Maurice Tillewa, maire d’Ouvéa, appelle à « prendre de l’avance » sur ces questions. En trois ans, l’élu des îles a déjà accueilli deux ministres, Sébastien Lecornu, puis Gérald Darmanin, pour évoquer le danger. Il était à Touho lors de la visite présidentielle pour « tenir le même langage ». « Aujourd’hui, ma commune a besoin d’énergie financière. Il faut de l’argent. Je ne peux pas accepter qu’à chaque dépression, nous perdons deux à trois mètres de sable. Aujourd’hui, des infrastructures, des routes et des maisons sont en danger. Il faut agir. » Des habitants d’Ouvéa pourraient dans un futur pas si lointain déménager sur la Grande Terre par manque de place. Les discussions coutumières sont en cours.
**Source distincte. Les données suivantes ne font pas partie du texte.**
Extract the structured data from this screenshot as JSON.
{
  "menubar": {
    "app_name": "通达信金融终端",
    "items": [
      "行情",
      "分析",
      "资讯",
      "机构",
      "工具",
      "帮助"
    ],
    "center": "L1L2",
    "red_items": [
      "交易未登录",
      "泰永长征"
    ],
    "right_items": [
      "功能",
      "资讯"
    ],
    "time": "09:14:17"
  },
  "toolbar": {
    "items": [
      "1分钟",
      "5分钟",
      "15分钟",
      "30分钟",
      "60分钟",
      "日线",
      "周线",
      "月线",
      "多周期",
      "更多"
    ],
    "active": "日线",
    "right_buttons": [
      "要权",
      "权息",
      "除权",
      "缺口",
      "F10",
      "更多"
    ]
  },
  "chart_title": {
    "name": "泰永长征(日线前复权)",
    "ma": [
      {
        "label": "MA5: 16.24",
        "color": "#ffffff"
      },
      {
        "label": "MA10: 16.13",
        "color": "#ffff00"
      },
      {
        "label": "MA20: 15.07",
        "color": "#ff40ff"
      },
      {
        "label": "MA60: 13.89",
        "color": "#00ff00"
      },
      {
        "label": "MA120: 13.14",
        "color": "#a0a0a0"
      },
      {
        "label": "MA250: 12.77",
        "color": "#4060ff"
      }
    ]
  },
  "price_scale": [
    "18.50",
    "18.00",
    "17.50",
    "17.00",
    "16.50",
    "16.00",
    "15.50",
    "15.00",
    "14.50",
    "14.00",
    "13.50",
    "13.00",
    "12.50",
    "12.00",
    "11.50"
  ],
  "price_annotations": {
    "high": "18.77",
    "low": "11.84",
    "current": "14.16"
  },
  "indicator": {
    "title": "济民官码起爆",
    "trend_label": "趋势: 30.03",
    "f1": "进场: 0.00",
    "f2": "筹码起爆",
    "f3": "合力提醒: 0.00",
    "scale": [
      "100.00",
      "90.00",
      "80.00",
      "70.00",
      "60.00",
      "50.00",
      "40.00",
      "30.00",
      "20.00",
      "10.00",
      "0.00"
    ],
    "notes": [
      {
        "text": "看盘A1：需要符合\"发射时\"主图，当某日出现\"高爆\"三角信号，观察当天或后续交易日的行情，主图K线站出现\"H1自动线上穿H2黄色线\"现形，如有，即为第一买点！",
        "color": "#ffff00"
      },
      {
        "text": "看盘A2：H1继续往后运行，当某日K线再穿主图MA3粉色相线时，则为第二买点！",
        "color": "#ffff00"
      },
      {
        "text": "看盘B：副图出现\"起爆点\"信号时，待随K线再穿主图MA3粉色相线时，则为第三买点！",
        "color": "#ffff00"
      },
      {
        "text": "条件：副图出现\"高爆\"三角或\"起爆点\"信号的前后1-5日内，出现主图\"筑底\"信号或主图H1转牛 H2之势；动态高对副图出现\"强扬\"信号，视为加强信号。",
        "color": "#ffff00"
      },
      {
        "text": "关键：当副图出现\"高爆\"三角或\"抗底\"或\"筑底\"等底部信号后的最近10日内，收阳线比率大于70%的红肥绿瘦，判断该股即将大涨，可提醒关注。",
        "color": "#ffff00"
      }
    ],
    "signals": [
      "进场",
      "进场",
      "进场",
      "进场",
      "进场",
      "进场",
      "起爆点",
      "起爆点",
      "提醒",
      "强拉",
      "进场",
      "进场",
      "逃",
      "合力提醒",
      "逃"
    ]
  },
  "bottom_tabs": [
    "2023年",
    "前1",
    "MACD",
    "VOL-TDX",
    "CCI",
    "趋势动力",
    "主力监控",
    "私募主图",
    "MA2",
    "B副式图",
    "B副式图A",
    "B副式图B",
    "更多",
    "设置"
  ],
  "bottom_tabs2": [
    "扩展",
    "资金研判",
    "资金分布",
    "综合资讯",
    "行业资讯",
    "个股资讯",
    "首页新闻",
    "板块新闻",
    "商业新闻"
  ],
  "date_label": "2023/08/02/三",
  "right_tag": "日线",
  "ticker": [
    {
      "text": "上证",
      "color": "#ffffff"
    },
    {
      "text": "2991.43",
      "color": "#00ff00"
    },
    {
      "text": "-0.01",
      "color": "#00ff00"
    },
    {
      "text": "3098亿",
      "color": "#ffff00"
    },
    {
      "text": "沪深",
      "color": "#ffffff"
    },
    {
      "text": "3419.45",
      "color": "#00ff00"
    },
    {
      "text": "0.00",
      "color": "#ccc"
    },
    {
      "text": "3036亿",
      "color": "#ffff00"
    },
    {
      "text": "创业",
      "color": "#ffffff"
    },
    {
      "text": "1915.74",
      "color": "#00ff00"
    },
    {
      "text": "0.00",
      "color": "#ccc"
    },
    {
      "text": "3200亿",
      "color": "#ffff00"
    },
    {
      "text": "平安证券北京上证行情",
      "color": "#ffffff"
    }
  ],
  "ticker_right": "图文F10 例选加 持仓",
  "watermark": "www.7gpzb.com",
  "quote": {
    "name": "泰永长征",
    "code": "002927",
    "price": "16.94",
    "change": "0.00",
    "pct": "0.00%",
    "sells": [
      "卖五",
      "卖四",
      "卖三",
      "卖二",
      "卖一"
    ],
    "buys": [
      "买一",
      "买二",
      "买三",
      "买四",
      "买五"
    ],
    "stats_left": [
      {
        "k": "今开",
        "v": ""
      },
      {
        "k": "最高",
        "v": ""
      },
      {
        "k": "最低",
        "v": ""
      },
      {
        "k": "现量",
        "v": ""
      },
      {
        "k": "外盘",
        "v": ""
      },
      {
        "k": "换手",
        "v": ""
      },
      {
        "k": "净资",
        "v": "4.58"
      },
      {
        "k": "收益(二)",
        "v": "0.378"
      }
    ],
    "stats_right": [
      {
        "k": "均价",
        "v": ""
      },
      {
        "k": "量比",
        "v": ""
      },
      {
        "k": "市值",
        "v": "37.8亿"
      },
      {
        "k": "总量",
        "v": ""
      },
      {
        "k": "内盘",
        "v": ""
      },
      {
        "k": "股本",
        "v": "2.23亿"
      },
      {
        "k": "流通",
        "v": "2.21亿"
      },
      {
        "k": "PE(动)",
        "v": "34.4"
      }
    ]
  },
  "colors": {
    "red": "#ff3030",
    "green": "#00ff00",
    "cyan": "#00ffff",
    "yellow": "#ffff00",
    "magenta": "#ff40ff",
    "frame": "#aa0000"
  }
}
Emmanuel Macron dit avoir entendu le message en promettant de répondre à cette « vulnérabilité climatique ».

L’État va accompagner financièrement les recherches scientifiques pour mieux connaître, mesurer et anticiper le phénomène, ici et dans la région. Un observatoire du littoral calédonien (Oblic) surveille les évolutions depuis 2013. Un travail de réaménagement de la côte est aussi envisagé grâce à des investissements publics. Des solutions à court et long terme devront être trouvées, prévient le membre du gouvernement en charge de l’environnement Jérémy Katidjo Monnier.

Le président de la République veut inventer « une nouvelle politique foncière » pour faciliter et accélérer le relogement des victimes de la montée des eaux. « C’est un enjeu régalien et de souveraineté parce que c’est la protection de notre sol et de nos populations », estime-t-il. L’État et les collectivités locales, dit-il, feront ces « efforts de recherche et de protection », préambule d’« investissements exceptionnels ».